Improved Data Collection and Shipment Accountability: Proposed rules will strengthen information collection for de minimis shipments, requiring details like the 10-digit tariff classification and the identity of the importer. This will enhance the ability of U.S. Customs and Border Protection (CBP) to target illegal shipments while expediting the processing of legitimate goods.
Ensuring Safety Standards Compliance: A proposed rule from the Consumer Product Safety Commission (CPSC) would require electronic filing of Certificates of Compliance (CoCs) for de minimis shipments, allowing authorities to block unsafe products from entering the U.S. market.
While the administration has initiated regulatory measures, it emphasized the need for comprehensive de minimis reforms through congressional action. Some key legislative priorities include:
Exclusion of Import-Sensitive Products: Congress is urged to remove import-sensitive goods, such as textiles and apparel, from de minimis eligibility.

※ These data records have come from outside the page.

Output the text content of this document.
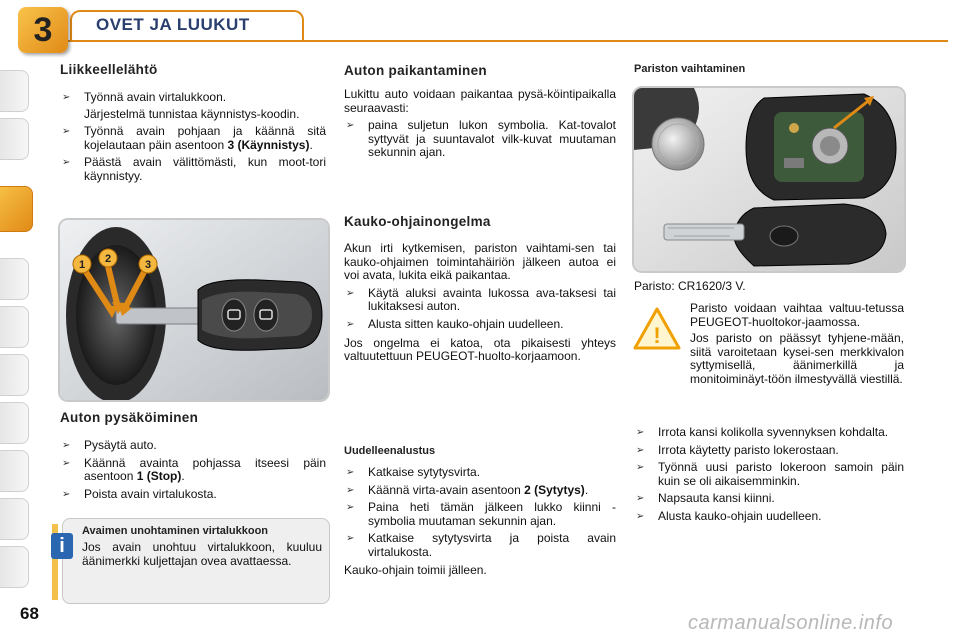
3	OVET JA LUUKUT
Liikkeellelähtö
➢ Työnnä avain virtalukkoon.
Järjestelmä tunnistaa käynnistys-koodin.
➢ Työnnä avain pohjaan ja käännä sitä kojelautaan päin asentoon 3 (Käynnistys).
➢ Päästä avain välittömästi, kun moot-tori käynnistyy.
1 2	3
Auton pysäköiminen
➢ Pysäytä auto.
➢ Käännä avainta pohjassa itseesi päin asentoon 1 (Stop).
➢ Poista avain virtalukosta.
i
Avaimen unohtaminen virtalukkoon

Jos avain unohtuu virtalukkoon, kuuluu äänimerkki kuljettajan ovea avattaessa.

Auton paikantaminen

Lukittu auto voidaan paikantaa pysä-köintipaikalla seuraavasti:

➢ paina suljetun lukon symbolia. Kat-tovalot syttyvät ja suuntavalot vilk-kuvat muutaman sekunnin ajan.
Kauko-ohjainongelma

Akun irti kytkemisen, pariston vaihtami-sen tai kauko-ohjaimen toimintahäiriön jälkeen autoa ei voi avata, lukita eikä paikantaa.

➢ Käytä aluksi avainta lukossa ava-taksesi tai lukitaksesi auton.
➢ Alusta sitten kauko-ohjain uudelleen.

Jos ongelma ei katoa, ota pikaisesti yhteys valtuutettuun PEUGEOT-huolto-korjaamoon.

Uudelleenalustus
➢ Katkaise sytytysvirta.
➢ Käännä virta-avain asentoon 2 (Sytytys).
➢ Paina heti tämän jälkeen lukko kiinni -symbolia muutaman sekunnin ajan.
➢ Katkaise sytytysvirta ja poista avain virtalukosta.

Kauko-ohjain toimii jälleen.

Pariston vaihtaminen

Paristo: CR1620/3 V.

!

Paristo voidaan vaihtaa valtuu-tetussa PEUGEOT-huoltokor-jaamossa.

Jos paristo on päässyt tyhjene-mään, siitä varoitetaan kysei-sen merkkivalon syttymisellä, äänimerkillä ja monitoiminäyt-töön ilmestyvällä viestillä.

➢ Irrota kansi kolikolla syvennyksen kohdalta.
➢ Irrota käytetty paristo lokerostaan.
➢ Työnnä uusi paristo lokeroon samoin päin kuin se oli aikaisemminkin.
➢ Napsauta kansi kiinni.
➢ Alusta kauko-ohjain uudelleen.
68	carmanualsonline.info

Trade Enforcement Consistency: Legislative action is needed to ensure products covered by trade remedies under Sections 201, 301, and 232 are excluded from the de minimis exemption.
Counter-Fentanyl Measures: The administration calls for the passage of de minimis reforms included in the "Detect and Defeat Counter-Fentanyl Proposal." These reforms aim to increase transparency and accountability by requiring more detailed data from shippers, helping authorities track and seize illicit drugs and drug-making materials.
The administration is also exploring ways to support the U.S. textile and apparel industry, which plays a vital role in national defense and sustains hundreds of thousands of jobs. By enhancing procurement of American-made products and intensifying enforcement against illicit imports, the administration hopes to strengthen the domestic industry.
The administration plans to prioritize enforcement actions targeting small package shipments, customs audits, and joint trade operations. Additionally, it will expand the Uyghur Forced Labor Prevention Act (UFLPA) Entity List to combat forced labor in the global supply chain.